Habituellement, quand on vous présente un jeu de société, c’est que nous y avons joué à plusieurs reprises, que nous l’avons apprécié, et que nous vous le recommandons chaudement. Ça, c’était avant, car aujourd’hui, c’est plutôt « Fuyez ! Pauvres fous ! ».
La première épreuve pour pouvoir vous infliger ce jeu est d’arriver à vous le procurer. Publié en 1978-79, il est bien évidemment devenu introuvable en boutique. C’est vers le marché de l’occasion qu’il faut donc se tourner. Au moment de la rédaction de cet article (le 14 septembre 2022), un seul exemplaire était en vente sur eBay… pour la modique somme de 1000 €.
Ce jeu, c’est The Campaign for North Africa: The Desert War 1940-43, de Richard H. Berg, décédé en 2019, auteur prolifique de presque deux cents jeux, essentiellement des wargames, pour lesquels il reçut de nombreuses distinctions. Dont un Hall of Fame de la GAMA (la Game Manufacturers Association) pour l’ensemble de son œuvre. Le jeu était édité par SPI (Simulations Publications, Inc.), qui a mis les clés sous la porte en 1982, dans la gamme Monster Games… tout un programme.
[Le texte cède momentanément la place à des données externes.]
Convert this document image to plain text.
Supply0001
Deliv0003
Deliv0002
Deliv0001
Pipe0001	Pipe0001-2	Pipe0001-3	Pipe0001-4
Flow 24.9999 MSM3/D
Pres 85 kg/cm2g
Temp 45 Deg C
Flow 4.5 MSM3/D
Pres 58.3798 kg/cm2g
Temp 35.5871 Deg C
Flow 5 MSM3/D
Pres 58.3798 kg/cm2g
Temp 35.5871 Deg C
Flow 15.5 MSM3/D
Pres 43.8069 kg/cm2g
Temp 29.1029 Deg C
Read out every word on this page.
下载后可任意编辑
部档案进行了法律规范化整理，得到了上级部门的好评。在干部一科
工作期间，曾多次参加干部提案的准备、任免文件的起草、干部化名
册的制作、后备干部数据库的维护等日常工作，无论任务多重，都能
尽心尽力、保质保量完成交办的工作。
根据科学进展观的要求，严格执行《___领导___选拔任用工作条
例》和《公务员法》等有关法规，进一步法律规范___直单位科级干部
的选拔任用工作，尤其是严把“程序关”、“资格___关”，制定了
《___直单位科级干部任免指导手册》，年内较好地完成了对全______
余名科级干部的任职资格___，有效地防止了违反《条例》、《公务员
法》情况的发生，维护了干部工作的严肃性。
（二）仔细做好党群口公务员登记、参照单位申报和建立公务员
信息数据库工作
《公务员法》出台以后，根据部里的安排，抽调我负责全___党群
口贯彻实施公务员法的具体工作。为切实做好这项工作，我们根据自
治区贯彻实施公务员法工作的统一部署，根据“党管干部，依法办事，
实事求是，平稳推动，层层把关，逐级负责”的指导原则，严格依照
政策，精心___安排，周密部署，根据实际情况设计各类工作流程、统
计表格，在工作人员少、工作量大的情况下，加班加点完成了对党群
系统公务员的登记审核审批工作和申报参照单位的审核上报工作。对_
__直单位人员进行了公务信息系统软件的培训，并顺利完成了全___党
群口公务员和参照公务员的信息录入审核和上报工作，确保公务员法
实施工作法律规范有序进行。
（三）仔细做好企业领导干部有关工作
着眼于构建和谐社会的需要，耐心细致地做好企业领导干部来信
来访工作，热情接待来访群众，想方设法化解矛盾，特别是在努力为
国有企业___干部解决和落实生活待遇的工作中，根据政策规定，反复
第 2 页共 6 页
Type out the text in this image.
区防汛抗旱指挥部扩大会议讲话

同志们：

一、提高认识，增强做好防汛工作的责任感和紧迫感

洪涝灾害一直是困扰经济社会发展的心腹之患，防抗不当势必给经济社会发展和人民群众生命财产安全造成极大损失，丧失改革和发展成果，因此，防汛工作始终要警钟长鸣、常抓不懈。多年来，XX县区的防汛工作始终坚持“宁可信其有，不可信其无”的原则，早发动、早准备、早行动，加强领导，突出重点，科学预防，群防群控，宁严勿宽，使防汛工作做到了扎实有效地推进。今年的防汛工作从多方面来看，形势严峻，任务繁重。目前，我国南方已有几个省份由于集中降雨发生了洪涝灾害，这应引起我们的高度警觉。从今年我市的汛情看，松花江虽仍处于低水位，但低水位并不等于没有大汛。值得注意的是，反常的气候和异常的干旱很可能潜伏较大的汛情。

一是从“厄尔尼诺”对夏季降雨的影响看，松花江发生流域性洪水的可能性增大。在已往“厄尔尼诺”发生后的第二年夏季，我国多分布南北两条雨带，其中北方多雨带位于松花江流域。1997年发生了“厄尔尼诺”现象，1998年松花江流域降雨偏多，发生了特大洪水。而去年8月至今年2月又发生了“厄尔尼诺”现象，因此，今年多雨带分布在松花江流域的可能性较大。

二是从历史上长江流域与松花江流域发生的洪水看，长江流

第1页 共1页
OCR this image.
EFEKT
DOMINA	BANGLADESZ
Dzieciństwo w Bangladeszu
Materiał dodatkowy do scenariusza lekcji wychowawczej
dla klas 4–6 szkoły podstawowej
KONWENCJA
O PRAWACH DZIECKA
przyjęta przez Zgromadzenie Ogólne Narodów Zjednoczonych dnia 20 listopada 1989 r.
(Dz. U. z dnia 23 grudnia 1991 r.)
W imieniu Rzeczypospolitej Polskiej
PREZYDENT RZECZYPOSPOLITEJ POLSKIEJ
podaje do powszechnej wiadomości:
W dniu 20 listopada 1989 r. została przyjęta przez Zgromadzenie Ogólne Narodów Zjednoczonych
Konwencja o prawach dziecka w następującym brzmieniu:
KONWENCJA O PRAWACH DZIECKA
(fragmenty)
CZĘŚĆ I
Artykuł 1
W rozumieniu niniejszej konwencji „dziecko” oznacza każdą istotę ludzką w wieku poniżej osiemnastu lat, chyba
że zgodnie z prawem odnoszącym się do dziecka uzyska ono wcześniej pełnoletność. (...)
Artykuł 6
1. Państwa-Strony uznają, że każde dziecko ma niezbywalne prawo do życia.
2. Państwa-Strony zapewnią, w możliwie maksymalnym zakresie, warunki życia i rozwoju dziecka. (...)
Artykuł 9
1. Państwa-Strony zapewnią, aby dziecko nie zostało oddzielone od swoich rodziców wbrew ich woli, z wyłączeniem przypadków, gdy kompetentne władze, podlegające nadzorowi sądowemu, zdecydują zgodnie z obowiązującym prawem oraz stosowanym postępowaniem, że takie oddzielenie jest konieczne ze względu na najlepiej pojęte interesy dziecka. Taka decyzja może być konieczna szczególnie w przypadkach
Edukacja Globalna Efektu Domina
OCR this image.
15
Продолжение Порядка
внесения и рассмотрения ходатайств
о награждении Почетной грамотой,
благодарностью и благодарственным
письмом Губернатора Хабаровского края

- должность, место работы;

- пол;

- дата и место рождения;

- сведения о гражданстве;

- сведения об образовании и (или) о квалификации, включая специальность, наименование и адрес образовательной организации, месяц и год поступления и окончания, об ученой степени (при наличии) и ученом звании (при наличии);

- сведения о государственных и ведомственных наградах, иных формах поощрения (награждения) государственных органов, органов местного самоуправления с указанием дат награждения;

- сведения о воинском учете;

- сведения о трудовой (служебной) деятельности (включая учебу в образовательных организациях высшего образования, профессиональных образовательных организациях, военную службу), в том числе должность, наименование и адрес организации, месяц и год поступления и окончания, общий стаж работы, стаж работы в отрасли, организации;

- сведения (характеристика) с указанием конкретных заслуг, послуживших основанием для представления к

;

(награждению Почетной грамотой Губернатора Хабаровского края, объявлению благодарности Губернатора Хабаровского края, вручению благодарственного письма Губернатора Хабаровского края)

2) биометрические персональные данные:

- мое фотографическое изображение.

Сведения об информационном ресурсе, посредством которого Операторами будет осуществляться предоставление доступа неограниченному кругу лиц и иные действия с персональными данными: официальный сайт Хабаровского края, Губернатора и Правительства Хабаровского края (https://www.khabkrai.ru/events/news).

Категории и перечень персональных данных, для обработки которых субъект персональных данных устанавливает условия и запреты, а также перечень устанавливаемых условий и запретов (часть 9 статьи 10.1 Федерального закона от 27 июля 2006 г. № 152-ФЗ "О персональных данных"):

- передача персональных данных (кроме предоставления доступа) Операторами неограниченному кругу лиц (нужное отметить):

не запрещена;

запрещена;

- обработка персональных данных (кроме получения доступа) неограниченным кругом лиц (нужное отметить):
Il simule la campagne d’Afrique du Nord, pendant la Seconde Guerre mondiale, une série de batailles livrées dans les déserts libyens et égyptiens, au Maroc, en Algérie et en Tunisie. La campagne est menée entre les forces des Alliés (essentiellement le Commonwealth) et de l’Axe. Une des batailles les plus célèbres est celle d’El Alamein, entre les troupes de Montgomery opposées à celles de Rommel.
En admettant que vous arriviez à vous en procurer un exemplaire, ou que vous soyez assez motivé pour imprimer et découper 1 600 petits jetons, encore faut-il être en mesure d’y jouer.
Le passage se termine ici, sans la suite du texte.